The findings illustrate how working toward environmental and nutritional United Nations Millennium Development Goals can help achieve other goals, in this case improving child survival, according to a report in the Journal of the American Medical Association.

''The results of our analysis demonstrate that complete coverage of effective interventions that address child undernutrition and provide clean water and sanitation and clean household fuels would reduce child mortality by an estimated 14 percent to 31 per cent in Latin America and the Caribbean, South Asia, and sub-Saharan Africa,'' senior author Dr Majid Ezzati and colleagues note.

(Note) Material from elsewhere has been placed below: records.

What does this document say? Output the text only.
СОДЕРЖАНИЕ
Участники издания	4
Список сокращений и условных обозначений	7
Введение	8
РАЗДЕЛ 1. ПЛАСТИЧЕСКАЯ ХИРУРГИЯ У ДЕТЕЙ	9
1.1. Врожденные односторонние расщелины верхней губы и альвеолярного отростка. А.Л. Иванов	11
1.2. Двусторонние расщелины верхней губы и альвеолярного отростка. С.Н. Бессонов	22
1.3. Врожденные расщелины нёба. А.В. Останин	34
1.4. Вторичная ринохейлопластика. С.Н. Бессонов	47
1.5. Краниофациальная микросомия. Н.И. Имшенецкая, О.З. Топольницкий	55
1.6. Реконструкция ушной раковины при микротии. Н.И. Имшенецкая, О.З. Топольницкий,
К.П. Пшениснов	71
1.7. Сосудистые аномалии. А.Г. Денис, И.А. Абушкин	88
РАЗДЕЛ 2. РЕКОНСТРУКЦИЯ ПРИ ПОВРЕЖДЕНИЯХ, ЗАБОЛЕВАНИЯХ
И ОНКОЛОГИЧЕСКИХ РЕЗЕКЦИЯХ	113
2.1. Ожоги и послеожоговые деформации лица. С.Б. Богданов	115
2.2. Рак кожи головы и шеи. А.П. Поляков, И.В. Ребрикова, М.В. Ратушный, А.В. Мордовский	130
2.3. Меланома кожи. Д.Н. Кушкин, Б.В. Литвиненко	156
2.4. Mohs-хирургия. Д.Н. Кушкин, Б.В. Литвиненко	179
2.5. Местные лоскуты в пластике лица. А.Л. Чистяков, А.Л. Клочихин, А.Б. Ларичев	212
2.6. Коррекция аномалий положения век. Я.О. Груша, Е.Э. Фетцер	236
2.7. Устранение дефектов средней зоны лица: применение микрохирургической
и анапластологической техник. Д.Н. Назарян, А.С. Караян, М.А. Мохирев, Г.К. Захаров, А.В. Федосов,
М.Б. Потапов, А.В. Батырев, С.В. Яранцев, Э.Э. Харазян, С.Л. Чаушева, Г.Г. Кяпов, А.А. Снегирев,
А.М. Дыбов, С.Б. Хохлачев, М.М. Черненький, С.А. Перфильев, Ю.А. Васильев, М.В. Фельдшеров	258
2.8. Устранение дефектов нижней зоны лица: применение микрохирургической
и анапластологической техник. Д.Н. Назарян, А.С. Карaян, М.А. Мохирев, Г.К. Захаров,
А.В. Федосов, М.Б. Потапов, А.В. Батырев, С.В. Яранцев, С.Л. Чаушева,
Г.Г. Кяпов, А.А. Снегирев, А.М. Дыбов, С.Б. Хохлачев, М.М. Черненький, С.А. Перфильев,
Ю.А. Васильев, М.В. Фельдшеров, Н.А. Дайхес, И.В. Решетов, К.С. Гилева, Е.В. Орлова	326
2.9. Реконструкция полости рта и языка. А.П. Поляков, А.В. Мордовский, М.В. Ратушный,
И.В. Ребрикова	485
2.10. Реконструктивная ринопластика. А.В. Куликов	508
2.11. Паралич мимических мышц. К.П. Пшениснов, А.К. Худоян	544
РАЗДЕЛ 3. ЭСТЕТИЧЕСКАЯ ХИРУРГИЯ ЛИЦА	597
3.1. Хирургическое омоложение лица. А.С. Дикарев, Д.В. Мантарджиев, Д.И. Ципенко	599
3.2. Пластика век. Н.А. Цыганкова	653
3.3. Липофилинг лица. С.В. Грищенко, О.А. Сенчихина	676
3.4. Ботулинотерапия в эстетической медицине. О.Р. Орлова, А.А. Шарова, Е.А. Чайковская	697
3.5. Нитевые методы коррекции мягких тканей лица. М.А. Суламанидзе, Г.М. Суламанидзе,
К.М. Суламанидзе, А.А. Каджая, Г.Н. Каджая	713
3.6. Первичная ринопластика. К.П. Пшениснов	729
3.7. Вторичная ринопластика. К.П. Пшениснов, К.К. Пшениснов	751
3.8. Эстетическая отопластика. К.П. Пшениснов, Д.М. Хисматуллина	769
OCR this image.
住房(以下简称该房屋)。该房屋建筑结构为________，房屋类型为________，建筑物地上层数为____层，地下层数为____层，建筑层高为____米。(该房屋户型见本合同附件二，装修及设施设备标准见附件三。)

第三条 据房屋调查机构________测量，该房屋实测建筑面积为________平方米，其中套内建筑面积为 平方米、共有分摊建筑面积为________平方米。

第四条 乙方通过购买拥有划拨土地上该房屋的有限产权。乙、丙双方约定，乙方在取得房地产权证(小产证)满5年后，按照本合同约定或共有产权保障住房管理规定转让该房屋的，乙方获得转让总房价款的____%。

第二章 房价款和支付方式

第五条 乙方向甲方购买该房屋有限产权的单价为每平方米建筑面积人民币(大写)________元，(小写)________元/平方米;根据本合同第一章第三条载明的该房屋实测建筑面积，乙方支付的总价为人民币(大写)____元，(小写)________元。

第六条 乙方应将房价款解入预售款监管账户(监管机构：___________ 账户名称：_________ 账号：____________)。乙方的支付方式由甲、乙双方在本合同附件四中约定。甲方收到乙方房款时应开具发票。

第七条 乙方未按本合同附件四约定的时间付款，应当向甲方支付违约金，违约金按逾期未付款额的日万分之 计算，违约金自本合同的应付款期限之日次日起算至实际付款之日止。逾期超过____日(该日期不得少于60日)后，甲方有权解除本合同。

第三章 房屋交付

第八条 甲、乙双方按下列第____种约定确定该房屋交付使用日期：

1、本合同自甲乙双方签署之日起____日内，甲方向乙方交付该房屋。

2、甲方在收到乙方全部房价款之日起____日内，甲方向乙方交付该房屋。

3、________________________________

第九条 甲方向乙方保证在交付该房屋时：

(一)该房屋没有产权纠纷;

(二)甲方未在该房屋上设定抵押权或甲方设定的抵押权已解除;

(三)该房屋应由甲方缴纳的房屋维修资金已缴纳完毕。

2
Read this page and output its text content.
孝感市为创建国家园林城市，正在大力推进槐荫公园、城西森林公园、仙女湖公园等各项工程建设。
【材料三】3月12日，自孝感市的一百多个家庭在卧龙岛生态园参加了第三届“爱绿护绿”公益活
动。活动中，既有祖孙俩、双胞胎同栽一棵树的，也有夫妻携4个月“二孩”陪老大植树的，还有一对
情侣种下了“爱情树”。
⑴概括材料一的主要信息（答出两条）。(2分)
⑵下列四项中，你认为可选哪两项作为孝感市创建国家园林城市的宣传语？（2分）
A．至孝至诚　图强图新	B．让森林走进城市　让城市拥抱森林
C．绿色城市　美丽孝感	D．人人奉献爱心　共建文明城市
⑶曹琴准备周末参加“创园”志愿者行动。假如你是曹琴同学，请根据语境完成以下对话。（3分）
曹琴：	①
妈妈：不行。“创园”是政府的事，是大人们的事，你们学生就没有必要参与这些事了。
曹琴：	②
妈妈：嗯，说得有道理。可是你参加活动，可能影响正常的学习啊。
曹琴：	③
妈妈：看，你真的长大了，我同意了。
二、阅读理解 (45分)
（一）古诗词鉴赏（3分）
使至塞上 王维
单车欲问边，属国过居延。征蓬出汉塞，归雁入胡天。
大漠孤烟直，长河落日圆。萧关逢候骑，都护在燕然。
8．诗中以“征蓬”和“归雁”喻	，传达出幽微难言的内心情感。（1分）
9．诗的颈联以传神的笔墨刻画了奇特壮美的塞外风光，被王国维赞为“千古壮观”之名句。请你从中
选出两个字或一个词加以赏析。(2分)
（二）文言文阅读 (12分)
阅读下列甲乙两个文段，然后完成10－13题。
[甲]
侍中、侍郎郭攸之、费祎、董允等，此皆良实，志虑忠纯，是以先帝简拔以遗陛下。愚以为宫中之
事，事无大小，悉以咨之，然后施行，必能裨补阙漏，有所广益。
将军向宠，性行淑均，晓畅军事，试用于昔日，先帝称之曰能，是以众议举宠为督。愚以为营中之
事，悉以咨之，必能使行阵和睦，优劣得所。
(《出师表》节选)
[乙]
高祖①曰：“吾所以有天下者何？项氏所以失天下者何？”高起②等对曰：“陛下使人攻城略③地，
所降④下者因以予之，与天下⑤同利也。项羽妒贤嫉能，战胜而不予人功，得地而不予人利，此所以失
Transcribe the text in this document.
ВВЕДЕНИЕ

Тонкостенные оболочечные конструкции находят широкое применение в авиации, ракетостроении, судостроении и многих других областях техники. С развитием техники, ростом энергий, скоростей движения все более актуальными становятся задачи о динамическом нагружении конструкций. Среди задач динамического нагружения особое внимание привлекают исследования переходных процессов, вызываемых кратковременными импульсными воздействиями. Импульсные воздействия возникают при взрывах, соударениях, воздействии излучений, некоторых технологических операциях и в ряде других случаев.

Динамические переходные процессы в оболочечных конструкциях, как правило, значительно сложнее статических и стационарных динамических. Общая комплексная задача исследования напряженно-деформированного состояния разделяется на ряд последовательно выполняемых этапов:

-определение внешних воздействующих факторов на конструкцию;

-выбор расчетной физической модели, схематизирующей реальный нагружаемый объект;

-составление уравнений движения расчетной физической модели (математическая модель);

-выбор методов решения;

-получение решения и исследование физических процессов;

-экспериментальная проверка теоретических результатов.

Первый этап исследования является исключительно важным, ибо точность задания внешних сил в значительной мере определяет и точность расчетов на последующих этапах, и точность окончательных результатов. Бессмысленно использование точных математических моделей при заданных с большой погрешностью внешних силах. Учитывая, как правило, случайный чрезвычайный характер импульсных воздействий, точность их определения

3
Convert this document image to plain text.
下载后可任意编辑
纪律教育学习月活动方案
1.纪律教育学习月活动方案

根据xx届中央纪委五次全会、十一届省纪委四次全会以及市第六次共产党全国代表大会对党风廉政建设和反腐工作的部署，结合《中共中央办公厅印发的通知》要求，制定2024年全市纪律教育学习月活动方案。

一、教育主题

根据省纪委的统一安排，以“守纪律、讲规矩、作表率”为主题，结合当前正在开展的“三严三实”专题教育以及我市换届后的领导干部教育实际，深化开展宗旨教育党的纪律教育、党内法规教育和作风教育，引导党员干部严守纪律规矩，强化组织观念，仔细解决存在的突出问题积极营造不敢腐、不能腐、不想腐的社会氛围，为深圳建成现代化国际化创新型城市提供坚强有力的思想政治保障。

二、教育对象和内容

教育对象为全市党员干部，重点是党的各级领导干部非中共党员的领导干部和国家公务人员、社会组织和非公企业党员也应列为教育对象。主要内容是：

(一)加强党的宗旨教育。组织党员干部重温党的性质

''These benefits would close 30 percent to 48 percent of the current regional gaps toward the Millennium Development Goals' target for reducing child mortality,'' Ezzati, from Harvard School of Public Health in Boston, and colleagues conclude.

Their study involved an analysis of data from national Demographic and Health Surveys for 42 countries. Child mortality data was provided by the World Health Organization.

Fifty percent coverage of Millennium Development Goals' targets for child nutrition, clean water and sanitation, and clean household fuels would cut child mortality in Latin America and the Caribbean, South Asia, and sub-Saharan Africa by 26,900, 0.51 million, and 1.02 million, respectively, if the interventions were started in poor populations first.

This is up to 75 per cent larger than the mortality reductions seen if the interventions were begun in wealthier populations first, the researchers note.

''We showed that environment and nutrition intervention can take us a long way in achieving the child survival Millennium Development Goal target; these benefits would be larger if those who received interventions were the poor, even if the better-off families needed the intervention as much,'' Ezzati told Reuters Health.